(380x) Overcoming the Limitations of Hydrochlorothiazide Micronization Using the Precipitation with Compressed Fluid Antisolvent Process

When a patient is prescribed with medication, the dosage considers how much medication is needed to exhibit its therapeutic effect while not inducing toxic or lethal effects. However, many essential drugs are poorly soluble. These drugs may not be available to system when needed due to the slow dissolution rates or may even be excreted from the body. Therefore, many times, the drugs are prescribed at higher dosages than the needed amount. To lower the dosage of these drugs, chemical and physical modifications can be applied. The latter option is preferred as chemical modifications, which alter the chemical structures to enhance solubility, require time consuming repetitions of the drugs’ clinical trials. Therefore, many researches are focused on physical modifications to improve the dissolution rate of the poorly soluble drugs, which is most often the rate determining step for drug absorption. Conventionally, milling and spray drying have been used to decrease the particle size of the drugs. However, limitations of these processes include drug degradation, residual solvent, and high drug yields (when excipients are utilized).

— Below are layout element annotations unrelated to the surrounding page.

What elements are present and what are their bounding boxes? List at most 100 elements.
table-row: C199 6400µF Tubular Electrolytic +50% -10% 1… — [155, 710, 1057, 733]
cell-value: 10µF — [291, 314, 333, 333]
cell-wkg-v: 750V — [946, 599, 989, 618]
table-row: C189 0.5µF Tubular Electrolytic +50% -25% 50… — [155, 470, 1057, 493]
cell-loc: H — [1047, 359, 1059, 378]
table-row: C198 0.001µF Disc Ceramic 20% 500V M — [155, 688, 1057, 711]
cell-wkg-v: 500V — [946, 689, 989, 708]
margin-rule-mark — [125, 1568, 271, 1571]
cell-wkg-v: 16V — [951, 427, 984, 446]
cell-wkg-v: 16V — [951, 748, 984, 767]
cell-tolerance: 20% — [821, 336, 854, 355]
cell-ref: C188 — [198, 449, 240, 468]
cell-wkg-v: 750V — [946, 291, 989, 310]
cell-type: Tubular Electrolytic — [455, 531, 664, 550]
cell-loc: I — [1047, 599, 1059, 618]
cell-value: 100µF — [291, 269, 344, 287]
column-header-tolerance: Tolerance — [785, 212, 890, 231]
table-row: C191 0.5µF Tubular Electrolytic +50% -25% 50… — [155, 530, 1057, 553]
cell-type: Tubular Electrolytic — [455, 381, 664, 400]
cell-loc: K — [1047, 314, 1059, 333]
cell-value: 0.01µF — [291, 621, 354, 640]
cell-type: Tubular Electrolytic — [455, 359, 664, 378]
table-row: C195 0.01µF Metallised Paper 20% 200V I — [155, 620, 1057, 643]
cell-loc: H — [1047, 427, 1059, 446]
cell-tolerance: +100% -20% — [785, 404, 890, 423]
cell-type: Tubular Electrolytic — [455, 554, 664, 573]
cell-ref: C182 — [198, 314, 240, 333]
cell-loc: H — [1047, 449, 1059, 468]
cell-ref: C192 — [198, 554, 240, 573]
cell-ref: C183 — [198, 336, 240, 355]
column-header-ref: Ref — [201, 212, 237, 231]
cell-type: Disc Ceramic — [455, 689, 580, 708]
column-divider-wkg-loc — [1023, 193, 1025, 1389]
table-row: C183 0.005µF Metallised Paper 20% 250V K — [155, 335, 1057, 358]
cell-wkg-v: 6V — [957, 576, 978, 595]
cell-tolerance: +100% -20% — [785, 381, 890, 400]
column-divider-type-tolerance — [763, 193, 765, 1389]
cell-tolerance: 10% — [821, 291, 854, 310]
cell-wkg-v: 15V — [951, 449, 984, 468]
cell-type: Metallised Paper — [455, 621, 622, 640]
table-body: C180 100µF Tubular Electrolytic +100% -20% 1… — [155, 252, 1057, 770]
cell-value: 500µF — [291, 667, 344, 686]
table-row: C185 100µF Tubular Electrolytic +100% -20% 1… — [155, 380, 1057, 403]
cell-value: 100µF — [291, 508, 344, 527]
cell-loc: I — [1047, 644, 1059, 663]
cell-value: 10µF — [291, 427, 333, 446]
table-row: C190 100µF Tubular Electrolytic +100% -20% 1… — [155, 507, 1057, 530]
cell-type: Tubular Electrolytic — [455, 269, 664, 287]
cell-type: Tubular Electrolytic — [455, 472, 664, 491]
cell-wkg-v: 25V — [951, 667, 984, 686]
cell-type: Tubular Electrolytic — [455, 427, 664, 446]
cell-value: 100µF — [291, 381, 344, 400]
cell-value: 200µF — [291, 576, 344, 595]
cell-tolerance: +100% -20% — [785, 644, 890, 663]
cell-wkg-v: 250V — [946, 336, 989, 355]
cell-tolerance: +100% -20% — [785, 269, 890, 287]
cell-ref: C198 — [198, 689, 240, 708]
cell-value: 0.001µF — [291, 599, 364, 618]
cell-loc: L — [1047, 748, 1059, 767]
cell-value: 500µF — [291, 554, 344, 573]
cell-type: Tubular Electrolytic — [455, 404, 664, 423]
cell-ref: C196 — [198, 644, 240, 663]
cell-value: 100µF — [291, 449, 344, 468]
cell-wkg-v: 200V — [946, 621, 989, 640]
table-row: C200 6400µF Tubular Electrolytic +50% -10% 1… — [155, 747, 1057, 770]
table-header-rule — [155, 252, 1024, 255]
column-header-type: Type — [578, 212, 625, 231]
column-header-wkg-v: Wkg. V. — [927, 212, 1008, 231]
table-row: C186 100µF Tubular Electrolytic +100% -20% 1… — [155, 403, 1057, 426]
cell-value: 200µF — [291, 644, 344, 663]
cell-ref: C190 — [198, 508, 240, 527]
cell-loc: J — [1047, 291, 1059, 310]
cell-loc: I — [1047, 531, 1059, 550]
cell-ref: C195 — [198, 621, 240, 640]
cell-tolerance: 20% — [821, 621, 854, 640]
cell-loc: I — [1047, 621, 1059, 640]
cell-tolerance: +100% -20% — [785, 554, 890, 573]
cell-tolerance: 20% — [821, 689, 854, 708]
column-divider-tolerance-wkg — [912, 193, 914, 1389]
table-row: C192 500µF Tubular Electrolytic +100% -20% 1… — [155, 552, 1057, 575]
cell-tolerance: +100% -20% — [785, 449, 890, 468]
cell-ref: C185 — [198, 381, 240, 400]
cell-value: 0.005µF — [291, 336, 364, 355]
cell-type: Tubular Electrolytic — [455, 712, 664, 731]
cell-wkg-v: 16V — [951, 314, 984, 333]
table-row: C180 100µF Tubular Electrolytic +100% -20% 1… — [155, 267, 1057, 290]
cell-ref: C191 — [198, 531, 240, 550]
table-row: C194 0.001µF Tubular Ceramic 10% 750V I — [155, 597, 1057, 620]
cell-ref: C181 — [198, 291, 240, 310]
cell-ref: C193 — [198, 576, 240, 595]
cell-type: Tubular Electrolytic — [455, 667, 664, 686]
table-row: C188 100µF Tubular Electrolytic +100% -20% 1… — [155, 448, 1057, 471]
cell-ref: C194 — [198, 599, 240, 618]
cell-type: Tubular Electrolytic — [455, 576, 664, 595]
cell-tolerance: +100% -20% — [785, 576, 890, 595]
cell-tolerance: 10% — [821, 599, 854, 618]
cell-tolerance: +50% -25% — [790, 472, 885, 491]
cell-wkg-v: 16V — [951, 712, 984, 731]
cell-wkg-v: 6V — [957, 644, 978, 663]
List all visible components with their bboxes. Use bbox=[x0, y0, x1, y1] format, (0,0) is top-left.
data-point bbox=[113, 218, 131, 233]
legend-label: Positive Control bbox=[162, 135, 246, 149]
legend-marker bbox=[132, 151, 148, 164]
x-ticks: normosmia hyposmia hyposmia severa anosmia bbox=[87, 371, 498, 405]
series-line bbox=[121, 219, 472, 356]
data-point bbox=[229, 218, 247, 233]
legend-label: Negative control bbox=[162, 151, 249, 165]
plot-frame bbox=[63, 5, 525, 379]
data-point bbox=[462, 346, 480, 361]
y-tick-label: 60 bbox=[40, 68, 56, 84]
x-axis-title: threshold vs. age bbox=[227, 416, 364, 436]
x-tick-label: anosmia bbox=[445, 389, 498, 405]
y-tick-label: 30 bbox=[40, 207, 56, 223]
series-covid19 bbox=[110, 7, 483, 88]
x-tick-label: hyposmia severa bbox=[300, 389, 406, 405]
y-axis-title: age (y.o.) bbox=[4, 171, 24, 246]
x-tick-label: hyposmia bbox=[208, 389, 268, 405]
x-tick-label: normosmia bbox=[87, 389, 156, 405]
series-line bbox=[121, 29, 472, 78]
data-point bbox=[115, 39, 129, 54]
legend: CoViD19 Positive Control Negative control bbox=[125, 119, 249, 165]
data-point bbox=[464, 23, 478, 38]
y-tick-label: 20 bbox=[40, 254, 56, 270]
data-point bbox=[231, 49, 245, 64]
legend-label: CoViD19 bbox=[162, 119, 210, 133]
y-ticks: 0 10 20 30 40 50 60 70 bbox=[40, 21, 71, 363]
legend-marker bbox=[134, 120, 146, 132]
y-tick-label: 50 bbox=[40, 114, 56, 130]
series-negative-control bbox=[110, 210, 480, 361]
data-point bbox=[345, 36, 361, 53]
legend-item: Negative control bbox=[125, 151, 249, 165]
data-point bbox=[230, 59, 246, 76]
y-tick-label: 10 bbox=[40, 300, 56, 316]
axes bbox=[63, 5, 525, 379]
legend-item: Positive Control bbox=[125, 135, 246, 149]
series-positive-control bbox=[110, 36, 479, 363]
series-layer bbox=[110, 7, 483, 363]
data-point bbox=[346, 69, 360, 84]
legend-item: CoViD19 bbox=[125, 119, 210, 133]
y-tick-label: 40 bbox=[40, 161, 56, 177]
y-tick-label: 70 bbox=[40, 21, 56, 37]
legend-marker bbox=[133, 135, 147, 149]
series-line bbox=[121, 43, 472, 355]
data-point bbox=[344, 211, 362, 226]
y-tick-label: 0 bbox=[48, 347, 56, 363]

To overcome these restrictions, this research utilized the precipitation with compressed fluid antisolvent process under sub-and supercritical conditions. The model drug, Hydrochlorothiazide(HCT), is classified as poorly soluble by the Biopharmaceutics Classification System. Miconization of neat HCT yielded agglomerated, irregular microparticles. While the particle size decreased, not much difference was observed in the dissolution rate. Therefore, to further decrease the particle size, HCT was coprecipitated with a water soluble polymer, polyvinylpyrrolidone (PVP). As a result, uniform, spherical nanoparticles that significantly enhanced the dissolution rate of HCT were obtained. FT-IR results show no sign of residual solvent, which is crucial for the drug’s stability and toxicity. A combination of HR-TEM and the dissolution tests revealed that the particles are composed of PVP particles that contain HCT. Even though an excipient was used, the products showed high normalized drug loadings and precipitation yields. These results suggest that HCT particles precipitated on the PVP particles by heterogeneous nucleation.